Aprender a projetar em contextos de desigualdade não cabe dentro do currículo das escolas de arquitetura: somos ensinados a projetar para uma pequena parcela da população brasileira enquanto 85% dos brasileiros constroem sem assistência técnica especializada. 

Para os estudantes que acreditam na necessidade de projetar em cidades reais e anseiam por esse conhecimento, resta a busca individual por experiências alternativas que possam sanar essa deficiência na nossa formação. Nessa busca, encontrei na Universidade de Buenos Aires (UBA) um espaço prático que viabiliza o contato entre estudantes e a arquitetura real.

Nesse relato, apresento minha experiência junto ao coletivo Proyecto Habitar, da Faculdade de Arquitetura, Diseño y Urbanismo da UBA, expondo como contexto a problemática habitacional Argentina com enfoque na Área Metropolitana de Buenos Aires, onde o coletivo atua através dos Consultorios de Atención Primaria de Habitat, implantados em aglomerados urbanos já consolidados como uma ferramenta no ensino da arquitetura - e um possível modelo de política de assistência técnica pública para a população que carece de acesso a profissionais arquitetos e urbanistas.

via Proyecto Habitar

Problema habitacional na Área Metropolitana de Buenos Aires 

As estratégias de ocupação do solo se assemelham no Brasil e na Argentina. A disputa entre classes pelo território urbano ao longo da história dos dois maiores países da américa latina foi marcada pela conformação de aglomerados ilegais e sucessivas expulsões dos que constroem a cidade, mas não tem espaço nela. Esse processo resultou em um território urbano manchado por villas de emergencia e favelas não reconhecidas por mapas oficiais.

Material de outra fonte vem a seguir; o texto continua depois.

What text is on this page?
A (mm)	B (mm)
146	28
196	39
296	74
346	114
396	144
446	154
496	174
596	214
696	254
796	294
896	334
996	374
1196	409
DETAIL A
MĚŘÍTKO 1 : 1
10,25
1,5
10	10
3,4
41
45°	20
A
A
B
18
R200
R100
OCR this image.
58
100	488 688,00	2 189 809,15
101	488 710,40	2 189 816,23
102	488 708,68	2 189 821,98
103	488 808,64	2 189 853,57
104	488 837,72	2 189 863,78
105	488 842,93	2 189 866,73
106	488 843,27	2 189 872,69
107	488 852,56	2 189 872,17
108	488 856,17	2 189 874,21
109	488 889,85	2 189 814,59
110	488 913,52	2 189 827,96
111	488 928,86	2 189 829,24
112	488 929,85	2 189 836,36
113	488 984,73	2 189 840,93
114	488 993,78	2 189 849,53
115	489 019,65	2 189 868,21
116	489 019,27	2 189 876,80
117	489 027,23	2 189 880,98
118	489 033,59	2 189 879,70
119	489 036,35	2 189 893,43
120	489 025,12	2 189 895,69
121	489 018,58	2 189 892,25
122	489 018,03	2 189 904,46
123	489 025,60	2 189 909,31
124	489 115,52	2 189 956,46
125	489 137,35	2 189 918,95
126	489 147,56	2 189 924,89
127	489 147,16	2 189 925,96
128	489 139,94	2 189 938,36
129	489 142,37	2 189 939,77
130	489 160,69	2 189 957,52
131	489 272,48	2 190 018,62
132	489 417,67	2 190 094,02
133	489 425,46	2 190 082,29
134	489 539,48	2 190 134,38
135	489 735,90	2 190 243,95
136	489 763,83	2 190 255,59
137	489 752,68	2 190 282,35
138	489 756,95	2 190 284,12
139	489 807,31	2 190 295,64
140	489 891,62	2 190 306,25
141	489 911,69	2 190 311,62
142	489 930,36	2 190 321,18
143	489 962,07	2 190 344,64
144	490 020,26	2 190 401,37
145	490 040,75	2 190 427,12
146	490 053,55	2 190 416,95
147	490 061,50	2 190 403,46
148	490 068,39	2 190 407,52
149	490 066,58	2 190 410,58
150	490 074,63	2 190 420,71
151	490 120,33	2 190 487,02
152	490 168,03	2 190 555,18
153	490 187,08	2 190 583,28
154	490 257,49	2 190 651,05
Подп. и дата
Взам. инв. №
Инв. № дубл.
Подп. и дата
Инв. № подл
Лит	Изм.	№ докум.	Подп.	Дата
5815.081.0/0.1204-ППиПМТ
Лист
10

O Comitê de Direitos Econômicos, Sociais e Culturais da ONU (Organização das Nações Unidas, 1993) define a qualidade habitacional a partir dos seguintes parâmetros: Segurança jurídica da propriedade; Disponibilidade de serviços; Gastos suportáveis, de acordo aos níveis de renda da família; Habitabilidade; Acesso a opções de trabalho; e adequação cultural. O número de famílias que vivem em habitações que não respondem a estes critérios fazem parte do censo que define o déficit habitacional. Em 2016, o déficit habitacional na Argentina chegou a 3,5 milhões, expondo-o como um problema crônico.

O Instituto Nacional de Estadística y Sensos da Argentina (INDEC), qualifica habitações como “deficitarias recuperables” e “deficitários irrecuperables”, diferenciando o déficit habitacional qualitativo e o quantitativo. Entre 1991 e 2010, a porcentagem da população que habitava em unidades classificadas como “irrecuperables” na Argentina diminuiu, enquanto a quantidade de habitações “precárias recuperables” aumentou em valores absolutos. Este dado indicou a necessidade de políticas habitacionais que tenham por objetivo a recuperação do parque existente - incidindo sobre o déficit habitacional qualitativo em detrimento do déficit quantitativo.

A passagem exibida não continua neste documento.